I hope that will end up with all my drives on APFS, and most of my Time Machine file history preserved.Maybe not as much history as I would like, because Time Machine is picky about cloned drives, and may recopy a lot of files that don't need to be updated and in the process it may fill the drives (currently each about 500 GB free out of 2 TB).

dnanian
12-13-2017, 02:35 PM
1. Shared, not transferred.
2. If you're not booting from an SSD, you shouldn't use APFS as your regular boot drive. If you upgrade the internal, it should convert for you, if it's an SSD.

Also, Time Machine will not work on APFS. Do not format a Time Machine drive with APFS.

Al_from_Ottawa
12-14-2017, 09:00 PM
Thanks for the warning about Time Machine drives.

1. Why Shared Users not Shared Users and Applications? My main reason for using a sandbox is to verify compatibility of applications. So what's wrong with leaving the applications I want to test on the internal drive? Should make it quicker to clone, with no obvious downside. Or will strange things happen if I update low level applications such as 1Password while running the sandbox? Their updaters could detect OS version and do different things, so that if I reboot into Sierra on the internal drive things won't work?

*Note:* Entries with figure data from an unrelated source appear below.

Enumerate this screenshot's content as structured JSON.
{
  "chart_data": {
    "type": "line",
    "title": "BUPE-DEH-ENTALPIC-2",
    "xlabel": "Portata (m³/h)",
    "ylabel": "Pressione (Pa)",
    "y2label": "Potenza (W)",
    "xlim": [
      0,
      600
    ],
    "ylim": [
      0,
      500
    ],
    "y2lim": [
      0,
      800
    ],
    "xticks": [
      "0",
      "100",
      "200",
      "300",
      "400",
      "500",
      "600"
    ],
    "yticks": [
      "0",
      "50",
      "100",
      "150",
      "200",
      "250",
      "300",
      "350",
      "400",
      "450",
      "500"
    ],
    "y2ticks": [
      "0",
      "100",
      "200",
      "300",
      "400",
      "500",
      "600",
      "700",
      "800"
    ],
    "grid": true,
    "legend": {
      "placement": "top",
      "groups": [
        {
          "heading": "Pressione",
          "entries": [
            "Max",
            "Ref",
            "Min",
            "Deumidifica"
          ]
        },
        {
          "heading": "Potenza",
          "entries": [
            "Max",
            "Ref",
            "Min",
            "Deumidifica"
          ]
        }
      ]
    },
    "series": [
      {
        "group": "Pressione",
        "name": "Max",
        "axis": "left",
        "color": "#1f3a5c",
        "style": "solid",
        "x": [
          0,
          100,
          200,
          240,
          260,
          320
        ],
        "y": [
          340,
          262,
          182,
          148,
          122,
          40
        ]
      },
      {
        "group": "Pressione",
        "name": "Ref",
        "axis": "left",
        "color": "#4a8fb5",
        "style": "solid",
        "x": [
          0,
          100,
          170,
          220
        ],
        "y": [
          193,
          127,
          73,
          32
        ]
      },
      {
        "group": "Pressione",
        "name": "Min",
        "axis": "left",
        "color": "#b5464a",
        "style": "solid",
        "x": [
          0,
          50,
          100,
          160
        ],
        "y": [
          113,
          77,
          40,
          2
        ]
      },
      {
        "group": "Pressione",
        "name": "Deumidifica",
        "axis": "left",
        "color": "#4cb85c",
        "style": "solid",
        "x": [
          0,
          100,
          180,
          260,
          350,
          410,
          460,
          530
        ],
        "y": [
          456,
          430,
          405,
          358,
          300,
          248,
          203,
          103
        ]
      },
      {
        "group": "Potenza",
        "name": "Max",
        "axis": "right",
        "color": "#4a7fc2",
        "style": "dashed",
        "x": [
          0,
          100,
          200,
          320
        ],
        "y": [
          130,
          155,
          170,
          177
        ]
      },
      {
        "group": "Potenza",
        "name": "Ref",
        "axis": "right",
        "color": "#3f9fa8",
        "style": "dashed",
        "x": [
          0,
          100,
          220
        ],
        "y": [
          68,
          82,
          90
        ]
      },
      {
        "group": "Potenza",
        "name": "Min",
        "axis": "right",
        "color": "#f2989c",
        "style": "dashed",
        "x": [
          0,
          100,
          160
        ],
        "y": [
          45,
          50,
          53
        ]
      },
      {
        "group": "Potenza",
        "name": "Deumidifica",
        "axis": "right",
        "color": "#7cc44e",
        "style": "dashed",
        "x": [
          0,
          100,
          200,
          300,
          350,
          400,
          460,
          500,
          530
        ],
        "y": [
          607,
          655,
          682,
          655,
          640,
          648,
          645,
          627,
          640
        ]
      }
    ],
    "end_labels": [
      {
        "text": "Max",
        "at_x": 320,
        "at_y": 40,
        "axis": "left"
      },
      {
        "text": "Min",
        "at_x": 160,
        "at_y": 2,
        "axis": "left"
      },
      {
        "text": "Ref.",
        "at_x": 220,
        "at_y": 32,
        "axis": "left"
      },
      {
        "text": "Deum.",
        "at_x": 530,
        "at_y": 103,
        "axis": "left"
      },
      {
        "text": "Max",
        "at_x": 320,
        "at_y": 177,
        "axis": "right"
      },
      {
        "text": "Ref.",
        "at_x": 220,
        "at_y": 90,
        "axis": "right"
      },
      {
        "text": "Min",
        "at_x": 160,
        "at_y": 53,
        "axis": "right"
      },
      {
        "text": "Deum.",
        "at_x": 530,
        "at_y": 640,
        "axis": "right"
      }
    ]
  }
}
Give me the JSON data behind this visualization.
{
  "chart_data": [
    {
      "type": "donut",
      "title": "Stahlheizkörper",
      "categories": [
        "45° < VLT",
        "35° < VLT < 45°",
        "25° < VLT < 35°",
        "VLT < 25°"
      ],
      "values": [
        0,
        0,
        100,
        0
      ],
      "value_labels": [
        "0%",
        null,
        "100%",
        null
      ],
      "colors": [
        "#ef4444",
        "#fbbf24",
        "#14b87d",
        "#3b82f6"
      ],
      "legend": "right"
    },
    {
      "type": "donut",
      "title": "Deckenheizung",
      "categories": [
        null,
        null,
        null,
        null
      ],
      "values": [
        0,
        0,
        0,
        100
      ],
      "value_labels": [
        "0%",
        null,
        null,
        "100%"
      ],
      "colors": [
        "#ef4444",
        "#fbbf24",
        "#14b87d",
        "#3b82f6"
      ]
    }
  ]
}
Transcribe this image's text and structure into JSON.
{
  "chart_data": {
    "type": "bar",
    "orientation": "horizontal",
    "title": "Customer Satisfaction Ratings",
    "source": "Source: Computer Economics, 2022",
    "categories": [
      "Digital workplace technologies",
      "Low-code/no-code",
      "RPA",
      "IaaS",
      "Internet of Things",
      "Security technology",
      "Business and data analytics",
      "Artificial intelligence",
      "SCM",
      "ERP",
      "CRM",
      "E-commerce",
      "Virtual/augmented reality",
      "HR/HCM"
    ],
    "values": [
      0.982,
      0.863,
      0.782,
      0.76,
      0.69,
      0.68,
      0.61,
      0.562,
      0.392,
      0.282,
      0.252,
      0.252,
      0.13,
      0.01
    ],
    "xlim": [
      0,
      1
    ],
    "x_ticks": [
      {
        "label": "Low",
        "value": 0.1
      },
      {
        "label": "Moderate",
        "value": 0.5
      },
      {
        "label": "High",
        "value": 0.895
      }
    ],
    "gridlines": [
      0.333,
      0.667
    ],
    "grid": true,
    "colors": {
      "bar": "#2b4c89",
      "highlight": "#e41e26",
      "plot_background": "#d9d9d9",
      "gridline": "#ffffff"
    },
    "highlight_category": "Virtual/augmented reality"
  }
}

2. You say the High Sierra installer will update an internal SSD to APFS. What will it do with an SSD sandbox external boot drive? Not that it is really critical, because if I do switch permanently to High Sierra, I will be running the installer again on my internal drive and at that point I will get switched to APFS.

dnanian
12-14-2017, 09:46 PM
1. I'm trying to isolate things more to improve your chance of not having to restore.

2. It'll probably upgrade it to APFS.

Al_from_Ottawa
12-15-2017, 02:38 PM
Thanks. I'll try it that way and report the results in a week or two.

Al_from_Ottawa
12-22-2017, 08:17 PM
Progress report on using Sandbox to test High Sierra.

The Good

- With SSD at both ends, making the Sandbox was quick (under 50 GB to copy)
- I was able to verify that all my important apps work fine in High Sierra, including especially MS Office 2011, which is not officially supported there.
- The whole process was really simple and slick.

The Bad
- When running the sandbox, I could not connect to my AirPrint compatible laser printer.
- When I rebooted on the internal drive, which was of course still running Sierra, the reboot and setup took a very long time. Then several pop up dialogs kept asking me to enter my keychain password to unlock Local Items. The correct password was rejected (though it worked fine to unlock the Login and System keychains). Restarts (which took a normal length of time) did not help. Eventually I discovered that the keychain database had been corrupted (though there were no system messages to that effect). Fortunately I had a Time Machine backup taken immediately before I created the sandbox. Restoring the whole keychains folder from it eliminated the problem. The corruption may have happened during the setup process when I returned to Sierra, since there was no evidence of it when running the sandbox.

Once I had fixed the keychains, I updated the internal drive to High Sierra. That went smoothly, and it has run well since. Printer works normally, so my problems were caused by the sandbox not by High Sierra.

So thanks for the Sandbox concept. Possibly some minor tweaks to the scripts might make it more fully transparent.

dnanian
12-22-2017, 10:03 PM
That sounds like High Sierra converted your Keychains to a new format. Since the keychain is local (in your account), it is something we cannot isolate. That's why I do say you should have a real backup as well.

No idea why your printer wouldn't work.